Trois bouffées de pipe avant que l’entretien continuât, il me parut que mon interlocuteur s’amusait de ma vanité filiale.

« Votre père doit être un homme notable, reprit-il enfin. J’ai, en effet, quelque idée de l’avoir entendu nommer, et il est rare qu’une réputation quelconque, si elle ne s’est pas faite dans un rayon de cinquante milles, parvienne jusqu’à Heathbridge.

— Il a bien le droit de prendre en main la cause de son père, » fit observer la tante Holman comme pour m’excuser.

Ceci m’impatienta plus que tout le reste.
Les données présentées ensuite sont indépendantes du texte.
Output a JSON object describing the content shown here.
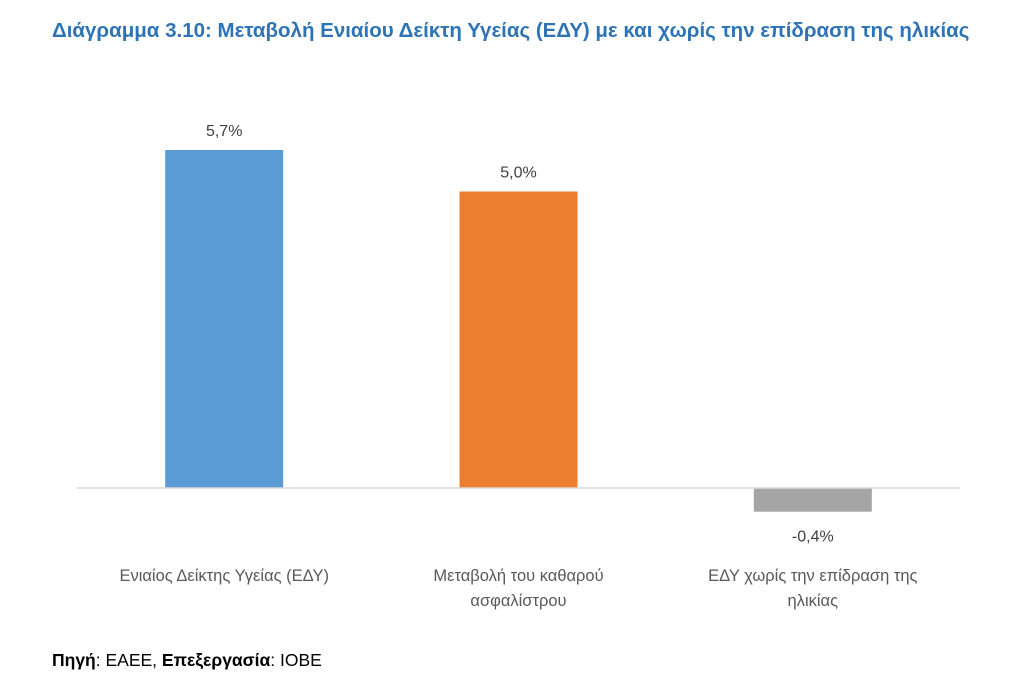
{
  "chart_data": {
    "type": "bar",
    "title": "Διάγραμμα 3.10: Μεταβολή Ενιαίου Δείκτη Υγείας (ΕΔΥ) με και χωρίς την επίδραση της ηλικίας",
    "categories": [
      "Ενιαίος Δείκτης Υγείας (ΕΔΥ)",
      "Μεταβολή του καθαρού ασφαλίστρου",
      "ΕΔΥ χωρίς την επίδραση της ηλικίας"
    ],
    "category_lines": [
      [
        "Ενιαίος Δείκτης Υγείας (ΕΔΥ)"
      ],
      [
        "Μεταβολή του καθαρού",
        "ασφαλίστρου"
      ],
      [
        "ΕΔΥ χωρίς την επίδραση της",
        "ηλικίας"
      ]
    ],
    "values": [
      5.7,
      5.0,
      -0.4
    ],
    "data_labels": [
      "5,7%",
      "5,0%",
      "-0,4%"
    ],
    "colors": [
      "#5B9BD5",
      "#ED7D31",
      "#A5A5A5"
    ],
    "ylim": [
      -0.6,
      6.5
    ],
    "grid": false,
    "legend": "none"
  },
  "source": {
    "label_source": "Πηγή",
    "value_source": ": ΕΑΕΕ, ",
    "label_processing": "Επεξεργασία",
    "value_processing": ": ΙΟΒΕ"
  }
}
Mon père se défendait bien tout seul, à mon avis. J’allais exprimer cette pensée quand le ministre, avec une parfaite placidité :

« Sans doute, sans doute, dit-il posément, on a toujours raison quand on obéit à l’inspiration du cœur. Je crois d’ailleurs, en fait, que l’enfant a raison… Tiens, ajouta-t-il, je voudrais connaître ton père. »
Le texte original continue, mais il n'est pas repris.